Attribuer aux syndicats la fonction de la gestion économique ne fait nullement disparaître les difficultés essentielles issues de la situation économique ni son immaturité réelle, et ne résout aucunement ses difficultés. Par contre, on aliène la liberté du prolétariat et de son organisation, on annihile la capacité de son organisation d’exercer la pression nécessaire dans le processus économique en vue d’assurer simultanément la défense de ses intérêts immédiats et la garantie d’une politique socialiste dans l’économie.

14- En régime capitaliste, l’organisation syndicale reflète très imparfaitement le degré de la conscience de classe.

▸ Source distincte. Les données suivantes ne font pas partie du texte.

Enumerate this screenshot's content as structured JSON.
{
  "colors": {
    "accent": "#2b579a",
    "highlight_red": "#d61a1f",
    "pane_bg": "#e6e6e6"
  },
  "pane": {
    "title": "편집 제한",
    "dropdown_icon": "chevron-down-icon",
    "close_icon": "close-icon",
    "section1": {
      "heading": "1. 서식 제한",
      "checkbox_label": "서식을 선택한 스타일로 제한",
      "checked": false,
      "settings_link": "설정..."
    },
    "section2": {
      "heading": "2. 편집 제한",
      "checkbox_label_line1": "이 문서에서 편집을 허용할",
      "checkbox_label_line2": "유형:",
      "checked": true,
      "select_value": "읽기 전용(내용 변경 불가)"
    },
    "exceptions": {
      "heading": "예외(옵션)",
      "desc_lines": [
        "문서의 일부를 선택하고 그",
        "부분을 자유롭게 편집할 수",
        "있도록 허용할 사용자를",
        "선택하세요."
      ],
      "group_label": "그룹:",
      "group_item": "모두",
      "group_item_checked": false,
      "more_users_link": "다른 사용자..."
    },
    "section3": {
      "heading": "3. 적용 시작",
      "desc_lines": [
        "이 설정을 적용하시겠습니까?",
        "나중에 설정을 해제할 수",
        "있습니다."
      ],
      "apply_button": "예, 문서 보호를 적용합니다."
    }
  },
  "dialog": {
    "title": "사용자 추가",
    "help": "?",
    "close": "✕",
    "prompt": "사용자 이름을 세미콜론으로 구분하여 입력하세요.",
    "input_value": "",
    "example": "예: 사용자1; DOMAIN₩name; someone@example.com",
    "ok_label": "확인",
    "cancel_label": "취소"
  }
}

Cette conscience, le prolétariat ne peut l’acquérir pleinement qu’après la révolution, une fois libéré de toute entrave de la bourgeoisie et de ses agents : les chefs réformistes.

Les syndicats après la révolution, reflètent au mieux le degré de conscience atteint par l’ensemble de la classe et présentent le milieu, le terrain de classe où se fait l’éducation politique de la masse. Les communistes s’inspirent de ce postulat : le maintien de la révolution et l’édification du socialisme ne sont pas le fait de la volonté d’une élite mais trouvent uniquement leur force dans le degré de maturité politique des masses prolétariennes. La violence exercée contre ou sur les masses prolétariennes, même si elle a pour but de garantir la marche vers le socialisme, n’offre nullement cette garantie. Le socialisme n’est pas le résultat du viol sur le prolétariat, il est exclusivement conditionné par sa conscience et sa volonté.

Les communistes rejetteront la méthode de violence au sein du prolétariat comme étant en opposition avec la marche vers le socialisme, qui obscurcit et empêche la classe d’atteindre la conscience de sa mission historique. Au sein des syndicats, les communistes s’efforceront de maintenir la plus grande liberté d’expression, de critique, de vie politique. C’est devant le prolétariat organisé dans les syndicats qu’ils tenteront de faire triompher leur politique face aux autres tendances existantes, et traduisant l’influence bourgeoise, petite bourgeoise subsistant encore dans le prolétariat et dans certaines couches arriérées. La liberté de fraction, de tendance au sein des syndicats, la liberté de parole et de presse pour tous les courants à l’intérieur des syndicats, sont les conditions permettant au Parti de la classe de connaître, de mesurer le degré d’évolution de la conscience de la masse, d’assurer la marche vers le socialisme Par l’élévation de cette conscience au travers de l’éducation politique des masses, de vérifier sa propre politique et de la corriger. Le rapport entre le Parti et la classe n’est que le rapport entre le Parti et les syndicats.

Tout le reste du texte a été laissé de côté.